British 4-6-2 steam locomotive

Romney, Hythe and Dymchurch Railway (RH&DR) locomotive No.1 Green Goddess is a 4-6-2 steam locomotive built by Davey Paxman & Co. in 1925 with the works number 15469. It was one of two original locomotives ordered by Captain Howey and Count Louis Zborowski in 1924 and was operational the following year, two years before the railway was completed. The design was based on the LNER A1 class which Flying Scotsman belongs to. Its livery was also based on that of Flying Scotsman. The designing was done by Henry Greenly and the total building cost was £1,250, or around £79,800 in 2021.

While on trial at the Ravenglass and Eskdale Railway Green Goddess safely reached a top speed of 35 mph. However due to wear on the valve gear and maintenance costs, a regular running speed limit of 25 mph is observed. During the later half of the 2023 running season, a Stanier 'hooter' style whistle was fitted - a gift from a friend of the railway. It currently runs in an Apple Green livery similar to that of the former Great Northern Railway.
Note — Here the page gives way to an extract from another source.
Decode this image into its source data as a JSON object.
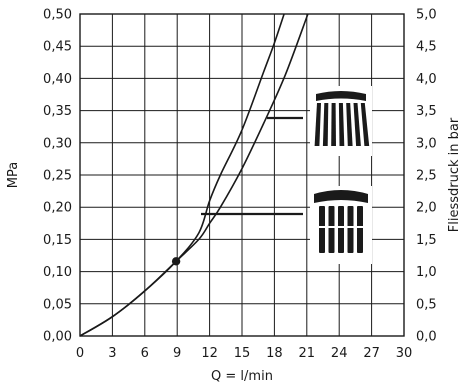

The engine was stored in the New Romney workshops throughout 2018 for repairs and overhaul. Green Goddess returned to service on 9 June 2019 following a period of repair. Subsequently the locomotive has undertaken regular duties ever since, making regular appearances at the railways Gala's every spring and autumn. During these periods it regularly runs non-stop through main stations, such as New Romney & Dymchurch.